Montana's changing demographics and a growing industry with too few workers in the pipeline spell good news on the job front, with any number of health care occupations ripe for the taking.

But it's also challenging the state's hospitals and rural clinics, as well as educators who are charged with preparing the next generation of workers needed to replace the wave of retirees.

Both issues – job opportunities and unmet needs – converged at the Health Professions Career Fair and Expo at Missoula College. Boil it down and there aren't enough students or training opportunities to meet industry demands.

“We like to advertise that annually there's 1,300 job openings in Montana in the health care field,” said Martha Robertson, program coordinator with the Western Montana Area Health Education Center. “Statistically, they're saying that will carry through 2020.”

In his September Labor Day Report, Gov. Steve Bullock cited health care as one of Montana's fastest growing industries, though it may not be growing fast enough. The number of Millennials coming into the system are too few to fill the vacancies created by retirees, Robertson said..

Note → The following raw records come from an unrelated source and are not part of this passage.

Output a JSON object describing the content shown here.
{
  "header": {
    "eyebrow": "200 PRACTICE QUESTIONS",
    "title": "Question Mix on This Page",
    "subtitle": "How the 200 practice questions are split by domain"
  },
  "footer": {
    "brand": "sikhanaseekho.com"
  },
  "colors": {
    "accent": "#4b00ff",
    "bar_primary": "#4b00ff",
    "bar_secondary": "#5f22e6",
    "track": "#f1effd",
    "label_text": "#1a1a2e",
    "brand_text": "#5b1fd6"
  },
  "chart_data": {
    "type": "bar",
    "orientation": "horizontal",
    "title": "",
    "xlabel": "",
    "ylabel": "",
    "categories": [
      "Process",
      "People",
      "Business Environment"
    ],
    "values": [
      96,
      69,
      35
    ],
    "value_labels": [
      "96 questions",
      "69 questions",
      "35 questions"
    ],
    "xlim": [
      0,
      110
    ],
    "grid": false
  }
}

That has left a shortage of nurses and other health care workers, including radiologists and physicians. The problem is amplified in rural areas of the state, she said.

“Recruitment and retention is such a challenge that it's putting at risk the facilities staying open,” Robertson said. “They can recruit, but it takes a particular type of person to stay in rural Montana.”

Linda Barnes, director of nursing at Missoula College, said her program graduates 18 students a semester, or 36 each year. The vast majority stay in Missoula, looking for a job at one of the larger area hospitals, and few venture off to practice in rural Montana.

But even if the program wanted to increase its output, Barnes said it's not able to do so. The challenge isn't a local one, she said, but a national one.

“We can't take more nursing students than we already have, because we don't have clinical sites for them,” Barnes said. “At St. Pat’s, they're completely full with nursing students. They're saturated and just can't take any more. It's that way all across the state.”

At a recent meeting of the Montana Board of Nursing, the barriers to turning out more registered nurses took center stage. Along with lack of clinical sites, Barnes said, nursing schools are forced to turn away qualified applicants due to a lack of instructors.

Like other nursing programs, instructors at Missoula College must have a nursing background, and many have specialized training and a master's degree. But the compensation doesn't match that earned in the field.

“Frankly, my people with a master's degree who've been nurses for 20 years and are brilliant people are getting paid about the same as our new grads get paid when they get out of school and get their first job,” Barnes said. “We do it for the love of the students and the job, but it's going to be more of a problem as time goes on.

“I personally think it will be a patient safety issue. We can't possibly safely care for any more patients than we're already given.”

Despite the challenges, Robertson said some hospitals and clinics are trying new techniques to recruit health care workers and keep them. Some facilities who bring a worker to their community find an accompanying job for the spouse.

They're also investing in their employees' education to get them to stay, she said.

“The director of St. Luke’s in Ronan said on average, they invest roughly $60,000 to bring a new professional on board,” she said. “If you invest that and they leave in two years, you've lost that. So a lot of hospitals are providing the funds for their professionals to further their education.”

Other companies short on health care workers have also launched their own training programs, including Hestia In-Home Support. The company, based in Missoula, plucked one LPN at Friday's career fair and it was looking to promote its array of job opportunities to students.

“There's a shortage of people who are in health care, so we're training people on our own and have developed our own CNA program because our patients really need it,” said Maurika Moore. “I love that unemployment is at an all-time low, but that makes it really hard for us to find great people. We feel like it's our responsibility to train people so they can provide that care.”